# Finding a particular level curve of a function z=f(x,y)

1. Sep 19, 2012

### cdot

1. The problem statement, all variables and given/known data

For the function z=f(x,y)=4x^2-y^2+1 I need to set z to a constant c so that the level curve created by the intersection of f(x,y) with the plane z=c is two intersecting lines.
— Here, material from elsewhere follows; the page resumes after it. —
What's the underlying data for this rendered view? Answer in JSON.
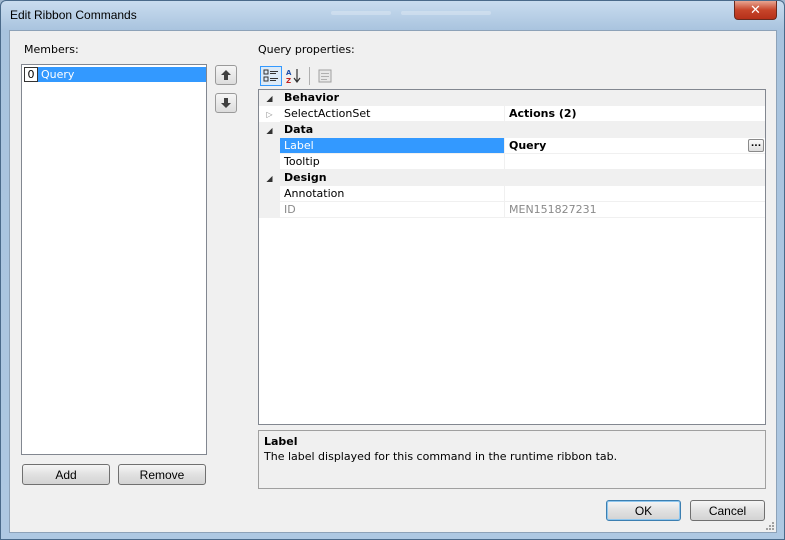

I know that the cross section of the function with x fixed is a parabola opening down and the cross section of the function with y fixed is a parabola opening up (it's a hyperbolic paraboloid).

2. Relevant equations

z=4x^-y^2+1

3. The attempt at a solution

I've graphed the function on wolfram alpha and I'm trying to visualize slicing the surface with horizontal planes but I can't seem to visualize at what value of z you would get two intersecting lines as a level curve.

2. Sep 19, 2012

### SammyS

Staff Emeritus
If z = c, your equation becomes equivalent to:
$\displaystyle 4x^2-y^2=c-1\,,$​
which for most values of c is the equation of a pair of hyperbolas.

The left hand side is the difference of squares so the equation is equivalent to:
$\displaystyle (2x-y)(2x+y)=c-1\ .$​
What must the value of c be to make the solution to this be two lines?

3. Sep 20, 2012

### cdot

If I set z equal to 1 the solution is y=2x and y=-2x. Thank you!